Valentine’s traditions from around the world
With Valentine’s Day coming up this month, love is in the air. For some of us, Valentine’s traditions have come to mean flowers, chocolates, red hearts and romance. However, this is not true of every country and the festival of love is celebrated in all sorts of fascinating and interesting ways. Here's a look at how different countries celebrate Valentine’s Day around the world.
In China, they have their own version of Valentine’s Day called Qixi, or the ‘Seventh Night Festival’, which falls on the seventh day of the seventh lunar month each year. During Qixi, it is tradition for young single women to prepare offerings of melon and fruits to the heavenly King Zhinu, in hopes of finding a husband.
In Korea, it's traditionally the role of the women to give gifts of flowers and chocolates to men.
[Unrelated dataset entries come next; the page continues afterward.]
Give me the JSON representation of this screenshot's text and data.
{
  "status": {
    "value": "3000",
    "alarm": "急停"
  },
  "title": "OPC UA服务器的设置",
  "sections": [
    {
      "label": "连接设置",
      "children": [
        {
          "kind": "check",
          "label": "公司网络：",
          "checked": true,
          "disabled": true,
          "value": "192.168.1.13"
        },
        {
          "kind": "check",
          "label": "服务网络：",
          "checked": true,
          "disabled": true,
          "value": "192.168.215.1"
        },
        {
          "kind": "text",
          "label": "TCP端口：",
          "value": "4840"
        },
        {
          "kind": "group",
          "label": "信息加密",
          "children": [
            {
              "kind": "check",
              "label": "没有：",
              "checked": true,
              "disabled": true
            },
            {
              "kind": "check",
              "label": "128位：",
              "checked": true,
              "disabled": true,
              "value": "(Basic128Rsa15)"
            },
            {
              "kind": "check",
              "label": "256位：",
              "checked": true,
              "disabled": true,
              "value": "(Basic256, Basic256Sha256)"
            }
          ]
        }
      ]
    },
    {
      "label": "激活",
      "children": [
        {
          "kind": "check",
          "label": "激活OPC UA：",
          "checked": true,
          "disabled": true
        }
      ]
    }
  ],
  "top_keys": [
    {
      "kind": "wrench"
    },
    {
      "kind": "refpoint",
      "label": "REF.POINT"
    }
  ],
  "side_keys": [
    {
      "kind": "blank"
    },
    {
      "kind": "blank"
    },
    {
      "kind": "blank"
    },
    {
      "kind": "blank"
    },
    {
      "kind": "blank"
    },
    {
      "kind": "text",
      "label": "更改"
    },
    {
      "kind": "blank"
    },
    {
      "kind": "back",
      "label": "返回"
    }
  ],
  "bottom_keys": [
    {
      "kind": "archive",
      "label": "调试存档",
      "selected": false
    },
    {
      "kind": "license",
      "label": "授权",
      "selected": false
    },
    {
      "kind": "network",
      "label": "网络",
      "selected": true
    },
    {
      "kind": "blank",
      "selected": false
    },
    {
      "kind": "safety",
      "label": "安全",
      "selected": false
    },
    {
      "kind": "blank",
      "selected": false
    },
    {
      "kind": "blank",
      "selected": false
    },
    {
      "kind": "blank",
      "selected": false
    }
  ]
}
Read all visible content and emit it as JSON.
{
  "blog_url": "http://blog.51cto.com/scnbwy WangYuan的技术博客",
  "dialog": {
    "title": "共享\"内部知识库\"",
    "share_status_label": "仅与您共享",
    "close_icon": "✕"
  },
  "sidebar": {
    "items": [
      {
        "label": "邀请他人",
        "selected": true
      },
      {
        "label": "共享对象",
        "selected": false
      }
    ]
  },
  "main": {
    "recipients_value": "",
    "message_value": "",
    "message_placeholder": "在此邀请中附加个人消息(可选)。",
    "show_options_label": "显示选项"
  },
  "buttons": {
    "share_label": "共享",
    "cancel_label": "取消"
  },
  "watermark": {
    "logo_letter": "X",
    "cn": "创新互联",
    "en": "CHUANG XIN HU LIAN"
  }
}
The men then return the favour to their ladies the following month on 14th March. For those still waiting to find their soulmate, Koreans also observe “Black Day” on 14th April, when singles get together to eat black jajangmyeon noodles.
Here, the focus is more on friendship than love. In Finland, Ystävänpäivä, (translates as Friendship Day) people exchange cards and gifts to show appreciation of their friends with the greeting ‘Happy Friends Day’.
The Welsh don’t celebrate Valentine’s Day, but St Dwynwen’s Day (the patron saint of lovers) on 25th January. It is customary for lovers to present each other with a hand carved love spoon, a St Dwynwen’s day gift.
In Germany, it's tradition for lovers to gift each other large gingerbread heart cookies. Pigs are also a symbol of luck and lust on Valentine’s Day and you’ll find miniature pig statues amongst the flowers and chocolates in the shops!